Roberto Sebastián Antonio Matta Echaurren (November 11, 1911 – November 23, 2002), better known as Roberto Matta, was one of Chile's best-known painters and a seminal figure in 20th century abstract expressionist and surrealist art. Born in Santiago, he studied architecture and interior design. His travels in Europe and the United States, during his military service, led him to befriend artists such as Arshile Gorky, René Magritte, Salvador Dalí, André Breton, and Le Corbusier. It was Andre Breton who was the biggest champion of his work and introduced him to the leading members of the Paris Surrealist movement.
As he matured and developed his own style, Matta blended abstraction, figuration, and multi-dimensional spaces into complex, cosmic landscapes inhabited by anthropomorphic figures. Matta's exploration of the unconscious mind through a symbolic language of abstract forms greatly influenced the early development Abstract Expressionism.
Matta's connections with Breton's surrealist movement were severed following a private disagreement concerning Arshile Gorky. He was accused of indirectly causing Gorky's suicide, due to an affair with Gorky's wife. This led to his formal expulsion from the group, and Matta further broke with the conventions of the Surrealist movement by incorporating deliberate elements of social and political awareness to his work. Matta strongly believed that art could shape the landscape of our existence, and was very involved in the socialist movements of the 1960s and 1970s.

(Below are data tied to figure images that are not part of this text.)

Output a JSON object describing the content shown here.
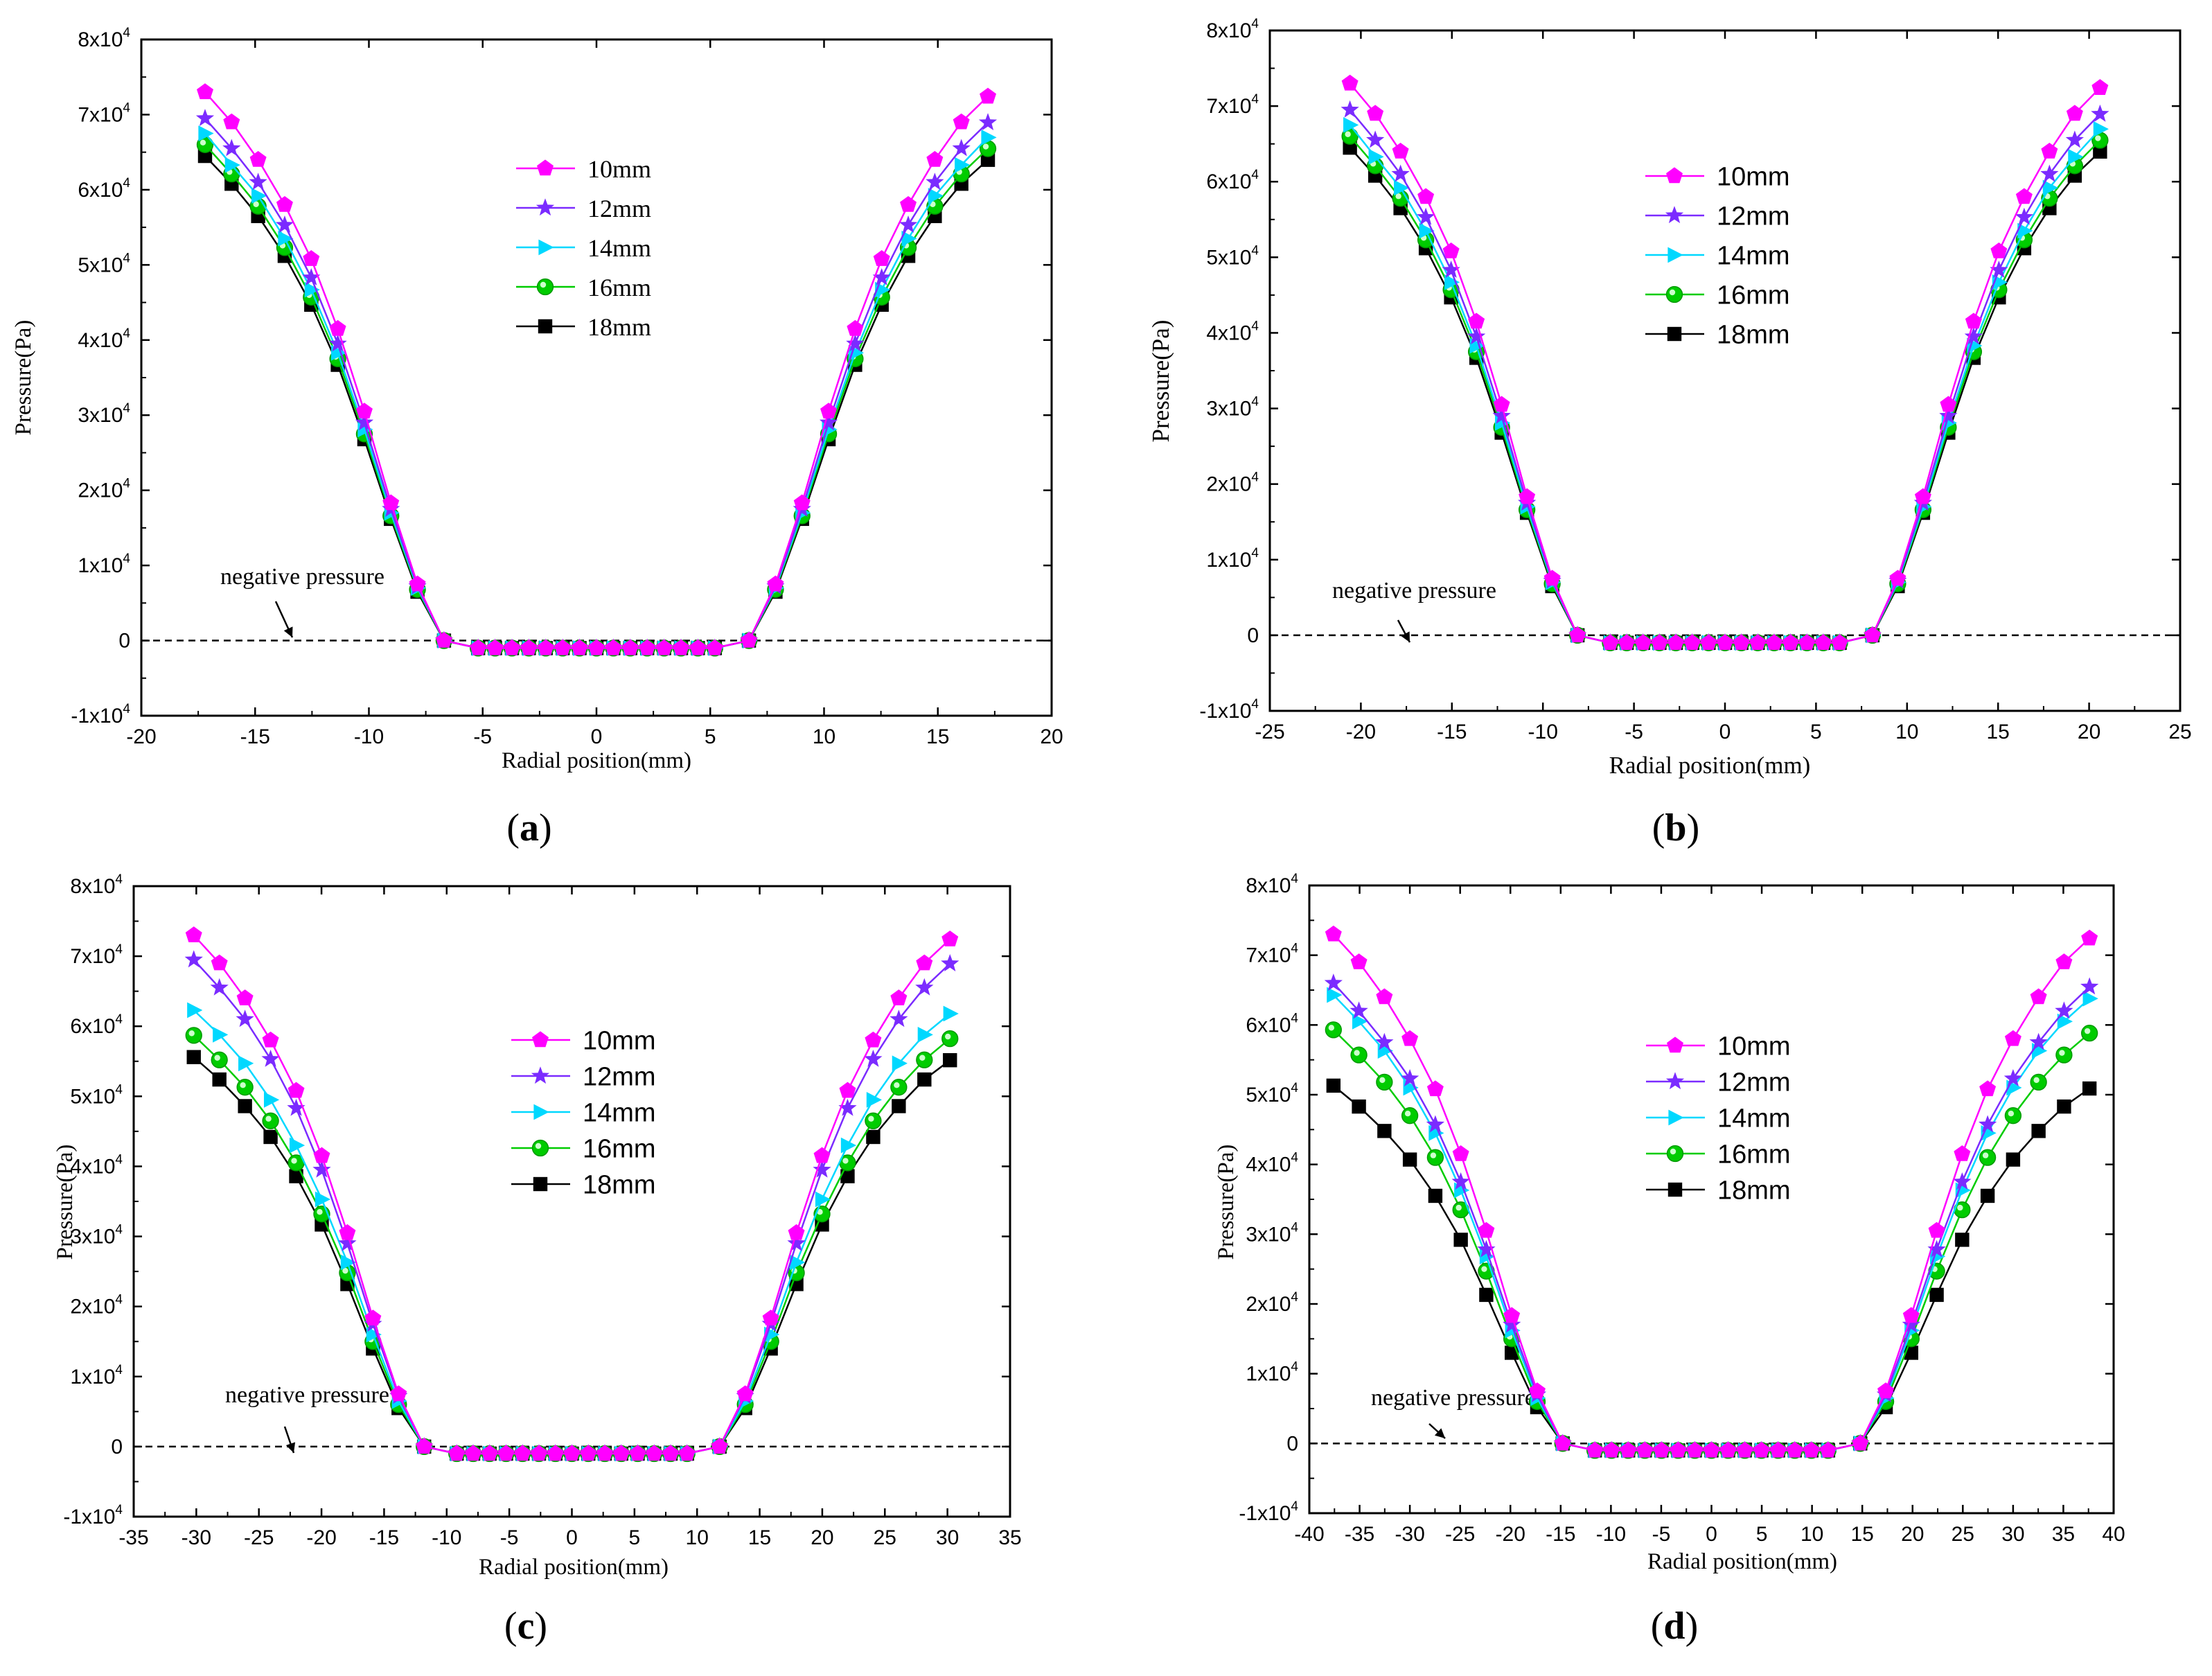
{
  "chart_data": [
    {
      "type": "line",
      "panel_label": "(a)",
      "xlabel": "Radial position(mm)",
      "ylabel": "Pressure(Pa)",
      "xlim": [
        -20,
        20
      ],
      "ylim": [
        -10000,
        80000
      ],
      "xticks": [
        -20,
        -15,
        -10,
        -5,
        0,
        5,
        10,
        15,
        20
      ],
      "xtick_labels": [
        "-20",
        "-15",
        "-10",
        "-5",
        "0",
        "5",
        "10",
        "15",
        "20"
      ],
      "yticks": [
        -10000,
        0,
        10000,
        20000,
        30000,
        40000,
        50000,
        60000,
        70000,
        80000
      ],
      "ytick_labels": [
        [
          "-1x10",
          "4"
        ],
        [
          "0",
          ""
        ],
        [
          "1x10",
          "4"
        ],
        [
          "2x10",
          "4"
        ],
        [
          "3x10",
          "4"
        ],
        [
          "4x10",
          "4"
        ],
        [
          "5x10",
          "4"
        ],
        [
          "6x10",
          "4"
        ],
        [
          "7x10",
          "4"
        ],
        [
          "8x10",
          "4"
        ]
      ],
      "annotation": "negative pressure",
      "legend_style": "serif",
      "x_edge": 17.2,
      "x_knee": 5.2,
      "x_zero": 6.7,
      "series": [
        {
          "name": "10mm",
          "color": "#ff00ff",
          "marker": "pentagon",
          "values": [
            73000,
            69000,
            64000,
            58000,
            50800,
            41500,
            30500,
            18300,
            7500,
            0,
            -1000
          ]
        },
        {
          "name": "12mm",
          "color": "#7b2bff",
          "marker": "star",
          "values": [
            69500,
            65500,
            61000,
            55300,
            48300,
            39500,
            29000,
            17500,
            7200,
            0,
            -1000
          ]
        },
        {
          "name": "14mm",
          "color": "#00d8ff",
          "marker": "triangle",
          "values": [
            67500,
            63300,
            59200,
            53500,
            46700,
            38300,
            28100,
            17000,
            7000,
            0,
            -1000
          ]
        },
        {
          "name": "16mm",
          "color": "#00cc00",
          "marker": "circle",
          "values": [
            66000,
            62100,
            57800,
            52300,
            45700,
            37500,
            27500,
            16600,
            6800,
            0,
            -1000
          ]
        },
        {
          "name": "18mm",
          "color": "#000000",
          "marker": "square",
          "values": [
            64500,
            60800,
            56500,
            51200,
            44700,
            36700,
            26800,
            16200,
            6500,
            0,
            -1000
          ]
        }
      ]
    },
    {
      "type": "line",
      "panel_label": "(b)",
      "xlabel": "Radial position(mm)",
      "ylabel": "Pressure(Pa)",
      "xlim": [
        -25,
        25
      ],
      "ylim": [
        -10000,
        80000
      ],
      "xticks": [
        -25,
        -20,
        -15,
        -10,
        -5,
        0,
        5,
        10,
        15,
        20,
        25
      ],
      "xtick_labels": [
        "-25",
        "-20",
        "-15",
        "-10",
        "-5",
        "0",
        "5",
        "10",
        "15",
        "20",
        "25"
      ],
      "yticks": [
        -10000,
        0,
        10000,
        20000,
        30000,
        40000,
        50000,
        60000,
        70000,
        80000
      ],
      "ytick_labels": [
        [
          "-1x10",
          "4"
        ],
        [
          "0",
          ""
        ],
        [
          "1x10",
          "4"
        ],
        [
          "2x10",
          "4"
        ],
        [
          "3x10",
          "4"
        ],
        [
          "4x10",
          "4"
        ],
        [
          "5x10",
          "4"
        ],
        [
          "6x10",
          "4"
        ],
        [
          "7x10",
          "4"
        ],
        [
          "8x10",
          "4"
        ]
      ],
      "annotation": "negative pressure",
      "legend_style": "sans",
      "x_edge": 20.6,
      "x_knee": 6.3,
      "x_zero": 8.1,
      "series": [
        {
          "name": "10mm",
          "color": "#ff00ff",
          "marker": "pentagon",
          "values": [
            73000,
            69000,
            64000,
            58000,
            50800,
            41500,
            30500,
            18300,
            7500,
            0,
            -1000
          ]
        },
        {
          "name": "12mm",
          "color": "#7b2bff",
          "marker": "star",
          "values": [
            69500,
            65500,
            61000,
            55300,
            48300,
            39500,
            29000,
            17500,
            7200,
            0,
            -1000
          ]
        },
        {
          "name": "14mm",
          "color": "#00d8ff",
          "marker": "triangle",
          "values": [
            67500,
            63300,
            59200,
            53500,
            46700,
            38300,
            28100,
            17000,
            7000,
            0,
            -1000
          ]
        },
        {
          "name": "16mm",
          "color": "#00cc00",
          "marker": "circle",
          "values": [
            66000,
            62100,
            57800,
            52300,
            45700,
            37500,
            27500,
            16600,
            6800,
            0,
            -1000
          ]
        },
        {
          "name": "18mm",
          "color": "#000000",
          "marker": "square",
          "values": [
            64500,
            60800,
            56500,
            51200,
            44700,
            36700,
            26800,
            16200,
            6500,
            0,
            -1000
          ]
        }
      ]
    },
    {
      "type": "line",
      "panel_label": "(c)",
      "xlabel": "Radial position(mm)",
      "ylabel": "Pressure(Pa)",
      "xlim": [
        -35,
        35
      ],
      "ylim": [
        -10000,
        80000
      ],
      "xticks": [
        -35,
        -30,
        -25,
        -20,
        -15,
        -10,
        -5,
        0,
        5,
        10,
        15,
        20,
        25,
        30,
        35
      ],
      "xtick_labels": [
        "-35",
        "-30",
        "-25",
        "-20",
        "-15",
        "-10",
        "-5",
        "0",
        "5",
        "10",
        "15",
        "20",
        "25",
        "30",
        "35"
      ],
      "yticks": [
        -10000,
        0,
        10000,
        20000,
        30000,
        40000,
        50000,
        60000,
        70000,
        80000
      ],
      "ytick_labels": [
        [
          "-1x10",
          "4"
        ],
        [
          "0",
          ""
        ],
        [
          "1x10",
          "4"
        ],
        [
          "2x10",
          "4"
        ],
        [
          "3x10",
          "4"
        ],
        [
          "4x10",
          "4"
        ],
        [
          "5x10",
          "4"
        ],
        [
          "6x10",
          "4"
        ],
        [
          "7x10",
          "4"
        ],
        [
          "8x10",
          "4"
        ]
      ],
      "annotation": "negative pressure",
      "legend_style": "sans",
      "x_edge": 30.2,
      "x_knee": 9.2,
      "x_zero": 11.8,
      "series": [
        {
          "name": "10mm",
          "color": "#ff00ff",
          "marker": "pentagon",
          "values": [
            73000,
            69000,
            64000,
            58000,
            50800,
            41500,
            30500,
            18300,
            7500,
            0,
            -1000
          ]
        },
        {
          "name": "12mm",
          "color": "#7b2bff",
          "marker": "star",
          "values": [
            69500,
            65500,
            61000,
            55300,
            48300,
            39500,
            29000,
            17500,
            7200,
            0,
            -1000
          ]
        },
        {
          "name": "14mm",
          "color": "#00d8ff",
          "marker": "triangle",
          "values": [
            62300,
            58800,
            54700,
            49500,
            43000,
            35300,
            26300,
            16000,
            6500,
            0,
            -1000
          ]
        },
        {
          "name": "16mm",
          "color": "#00cc00",
          "marker": "circle",
          "values": [
            58700,
            55200,
            51300,
            46500,
            40500,
            33200,
            24800,
            15000,
            6000,
            0,
            -1000
          ]
        },
        {
          "name": "18mm",
          "color": "#000000",
          "marker": "square",
          "values": [
            55600,
            52400,
            48600,
            44200,
            38600,
            31700,
            23200,
            14000,
            5500,
            0,
            -1000
          ]
        }
      ]
    },
    {
      "type": "line",
      "panel_label": "(d)",
      "xlabel": "Radial position(mm)",
      "ylabel": "Pressure(Pa)",
      "xlim": [
        -40,
        40
      ],
      "ylim": [
        -10000,
        80000
      ],
      "xticks": [
        -40,
        -35,
        -30,
        -25,
        -20,
        -15,
        -10,
        -5,
        0,
        5,
        10,
        15,
        20,
        25,
        30,
        35,
        40
      ],
      "xtick_labels": [
        "-40",
        "-35",
        "-30",
        "-25",
        "-20",
        "-15",
        "-10",
        "-5",
        "0",
        "5",
        "10",
        "15",
        "20",
        "25",
        "30",
        "35",
        "40"
      ],
      "yticks": [
        -10000,
        0,
        10000,
        20000,
        30000,
        40000,
        50000,
        60000,
        70000,
        80000
      ],
      "ytick_labels": [
        [
          "-1x10",
          "4"
        ],
        [
          "0",
          ""
        ],
        [
          "1x10",
          "4"
        ],
        [
          "2x10",
          "4"
        ],
        [
          "3x10",
          "4"
        ],
        [
          "4x10",
          "4"
        ],
        [
          "5x10",
          "4"
        ],
        [
          "6x10",
          "4"
        ],
        [
          "7x10",
          "4"
        ],
        [
          "8x10",
          "4"
        ]
      ],
      "annotation": "negative pressure",
      "legend_style": "sans",
      "x_edge": 37.6,
      "x_knee": 11.6,
      "x_zero": 14.8,
      "series": [
        {
          "name": "10mm",
          "color": "#ff00ff",
          "marker": "pentagon",
          "values": [
            73000,
            69000,
            64000,
            58000,
            50800,
            41500,
            30500,
            18300,
            7500,
            0,
            -1000
          ]
        },
        {
          "name": "12mm",
          "color": "#7b2bff",
          "marker": "star",
          "values": [
            66000,
            62000,
            57500,
            52300,
            45700,
            37500,
            27800,
            17000,
            7000,
            0,
            -1000
          ]
        },
        {
          "name": "14mm",
          "color": "#00d8ff",
          "marker": "triangle",
          "values": [
            64300,
            60500,
            56300,
            51000,
            44500,
            36300,
            26800,
            16200,
            6500,
            0,
            -1000
          ]
        },
        {
          "name": "16mm",
          "color": "#00cc00",
          "marker": "circle",
          "values": [
            59300,
            55700,
            51800,
            47000,
            41000,
            33500,
            24700,
            15000,
            6000,
            0,
            -1000
          ]
        },
        {
          "name": "18mm",
          "color": "#000000",
          "marker": "square",
          "values": [
            51300,
            48300,
            44800,
            40700,
            35500,
            29200,
            21300,
            13000,
            5200,
            0,
            -1000
          ]
        }
      ]
    }
  ]
}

Beginning in the 1990s, Matta worked on a series of etchings, leading up to his final work, La Source Du Calm (2002). These carborundum etchings are works of masterful control, exuberant with color and inventiveness. Although more joyful than many of his earlier works, they continue the exploration of sexual themes, engaging and exploring the female/male dichotomy. Both the ever-present humanoid figures and fantastical science-fiction domain consistent in Matta’s work are noticeably present.
From his apocalyptic visions of the 1940s to his politically satirical work of the 1960s and 70s, Matta continuously pushed boundaries; the certainty of structures, the hazy division between internal and external worlds, the activist role of the artist, and at its core, the physical process of painting. As a bridge between Surrealism and Abstract Expressionism, Matta is often characterized as a cultural catalyst; and with artists such as Motherwell, Pollock and Baziotes citing him as inspiration, Roberto Matta was undeniably a seminal contributor to modern art.